La pensée philosophique n’est plus fondée sur la construction de systèmes cosmogoniques, expliquant l’univers : les sophistes mettent l’homme au centre de leur réflexion. Ainsi Protagoras peut dire : « L’homme est la mesure de toutes choses. », c’est-à-dire que la connaissance et l’expérience du monde dépendent des individus et varient avec leur jugement. Donc la véritable connaissance des choses se révèle impossible. Il ne s’agit pas pour eux de rechercher une vérité essentielle, mais ce qui peut en avoir l’apparence par le raisonnement. Cette conception débouche sur un relativisme de pensée, dont un versant est l’humanisme et l’autre le scepticisme

 Ce scepticisme conduisit les sophistes à explorer les rouages du raisonnement ; car si rien ne s’impose comme vérité absolue, tout peut devenir vrai pour peu que l’on soit capable de le démontrer et/ou d’en convaincre son interlocuteur. Donc ces philosophes sont avant tout professeurs de rhétorique : aux « physiciens » succèdent les « rhétoriciens ».

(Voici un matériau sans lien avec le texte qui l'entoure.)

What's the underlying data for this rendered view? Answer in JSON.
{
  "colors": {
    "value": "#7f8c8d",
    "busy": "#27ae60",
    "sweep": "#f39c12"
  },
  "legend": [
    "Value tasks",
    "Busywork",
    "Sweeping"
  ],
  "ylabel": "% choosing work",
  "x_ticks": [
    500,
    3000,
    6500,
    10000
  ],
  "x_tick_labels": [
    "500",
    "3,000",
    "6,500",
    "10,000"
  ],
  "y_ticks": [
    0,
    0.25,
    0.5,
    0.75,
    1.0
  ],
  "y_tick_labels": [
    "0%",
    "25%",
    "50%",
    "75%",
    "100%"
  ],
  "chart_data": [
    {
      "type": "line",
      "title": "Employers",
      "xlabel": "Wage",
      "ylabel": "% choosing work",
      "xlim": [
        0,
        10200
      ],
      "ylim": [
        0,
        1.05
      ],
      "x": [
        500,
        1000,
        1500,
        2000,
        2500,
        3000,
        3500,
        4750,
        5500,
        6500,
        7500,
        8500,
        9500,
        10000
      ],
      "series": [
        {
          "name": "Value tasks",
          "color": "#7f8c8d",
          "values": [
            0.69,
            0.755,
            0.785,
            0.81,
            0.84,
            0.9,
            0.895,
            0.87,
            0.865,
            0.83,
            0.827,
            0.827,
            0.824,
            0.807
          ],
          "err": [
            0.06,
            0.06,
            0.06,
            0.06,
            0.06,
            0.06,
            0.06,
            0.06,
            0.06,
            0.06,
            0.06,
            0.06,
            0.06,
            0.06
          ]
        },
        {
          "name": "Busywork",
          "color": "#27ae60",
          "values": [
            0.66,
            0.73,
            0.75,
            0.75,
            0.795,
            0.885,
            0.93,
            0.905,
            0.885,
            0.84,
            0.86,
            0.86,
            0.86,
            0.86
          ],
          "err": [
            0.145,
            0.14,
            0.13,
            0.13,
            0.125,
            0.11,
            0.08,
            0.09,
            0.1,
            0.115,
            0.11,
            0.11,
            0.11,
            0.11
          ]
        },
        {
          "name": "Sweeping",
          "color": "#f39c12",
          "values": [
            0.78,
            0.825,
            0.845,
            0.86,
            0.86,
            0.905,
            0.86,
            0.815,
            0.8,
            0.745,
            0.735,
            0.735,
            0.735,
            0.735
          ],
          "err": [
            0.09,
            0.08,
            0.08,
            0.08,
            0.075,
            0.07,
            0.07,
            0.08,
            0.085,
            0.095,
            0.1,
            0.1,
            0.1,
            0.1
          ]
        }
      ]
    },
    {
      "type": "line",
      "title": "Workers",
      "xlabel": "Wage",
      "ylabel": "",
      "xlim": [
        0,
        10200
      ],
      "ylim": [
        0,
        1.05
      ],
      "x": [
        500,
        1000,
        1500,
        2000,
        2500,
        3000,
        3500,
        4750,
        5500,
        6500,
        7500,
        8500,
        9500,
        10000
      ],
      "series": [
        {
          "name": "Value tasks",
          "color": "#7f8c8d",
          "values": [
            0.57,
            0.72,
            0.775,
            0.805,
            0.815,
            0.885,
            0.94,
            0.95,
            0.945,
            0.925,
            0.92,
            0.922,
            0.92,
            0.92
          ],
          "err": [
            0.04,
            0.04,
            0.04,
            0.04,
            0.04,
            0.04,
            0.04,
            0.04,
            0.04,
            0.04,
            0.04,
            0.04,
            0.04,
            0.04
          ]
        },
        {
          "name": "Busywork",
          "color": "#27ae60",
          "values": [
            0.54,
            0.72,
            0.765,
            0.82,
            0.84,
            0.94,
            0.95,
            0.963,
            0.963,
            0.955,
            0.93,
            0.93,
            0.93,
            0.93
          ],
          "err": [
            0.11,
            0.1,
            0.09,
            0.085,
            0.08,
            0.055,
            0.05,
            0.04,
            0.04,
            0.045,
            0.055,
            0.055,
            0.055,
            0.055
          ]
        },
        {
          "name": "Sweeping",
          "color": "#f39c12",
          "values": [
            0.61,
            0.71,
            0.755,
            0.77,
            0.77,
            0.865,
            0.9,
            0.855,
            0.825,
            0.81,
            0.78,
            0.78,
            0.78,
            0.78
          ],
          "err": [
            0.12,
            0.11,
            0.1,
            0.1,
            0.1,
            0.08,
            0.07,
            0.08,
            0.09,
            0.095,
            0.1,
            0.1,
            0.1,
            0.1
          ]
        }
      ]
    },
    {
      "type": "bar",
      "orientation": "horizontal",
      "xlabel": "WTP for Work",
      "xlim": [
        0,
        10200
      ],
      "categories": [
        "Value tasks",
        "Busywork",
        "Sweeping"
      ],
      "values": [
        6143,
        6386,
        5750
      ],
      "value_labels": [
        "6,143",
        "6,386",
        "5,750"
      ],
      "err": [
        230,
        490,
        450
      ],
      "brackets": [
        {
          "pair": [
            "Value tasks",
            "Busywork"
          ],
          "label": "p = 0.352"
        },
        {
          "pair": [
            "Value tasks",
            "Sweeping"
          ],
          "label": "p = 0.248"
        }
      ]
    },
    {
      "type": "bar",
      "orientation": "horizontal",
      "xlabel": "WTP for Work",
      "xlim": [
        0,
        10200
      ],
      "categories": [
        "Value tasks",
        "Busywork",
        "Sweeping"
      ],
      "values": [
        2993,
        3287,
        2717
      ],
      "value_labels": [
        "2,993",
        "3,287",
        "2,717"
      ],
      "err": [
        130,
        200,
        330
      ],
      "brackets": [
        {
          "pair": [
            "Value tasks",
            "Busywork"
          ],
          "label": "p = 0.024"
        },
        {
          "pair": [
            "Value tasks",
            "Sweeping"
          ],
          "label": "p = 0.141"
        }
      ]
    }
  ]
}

 C’est ainsi que les sophistes ont été amenés à approfondir la dialectique « inventée » par Zénon d’Elée, et qui est l’art d’argumenter pour démontrer, réfuter et persuader. Pour eux une cause n’est forte que par la force convaincante des arguments qui l’étayent ; donc toute cause réputée forte, par exemple par le bon sens ou la coutume, peut devenir faible par la rhétorique et vice-versa .

Mais l’art du raisonnement nécessite une connaissance technique approfondie du langage. Or en grec ancien, tout savoir précis dans un domaine défini se nomme « sophia » (habituellement traduit par « sagesse »). Les sophistes tirent leur nom de ce terme car ils sont détenteurs d’une « sophia » du langage. La science qu’ils ont ainsi élaborée, la grammaire, ainsi que ses applications, la rhétorique et la dialectique, ont traversé les siècles en gardant les mêmes conceptions et les mêmes termes grâce à la tradition scolaire et universitaire.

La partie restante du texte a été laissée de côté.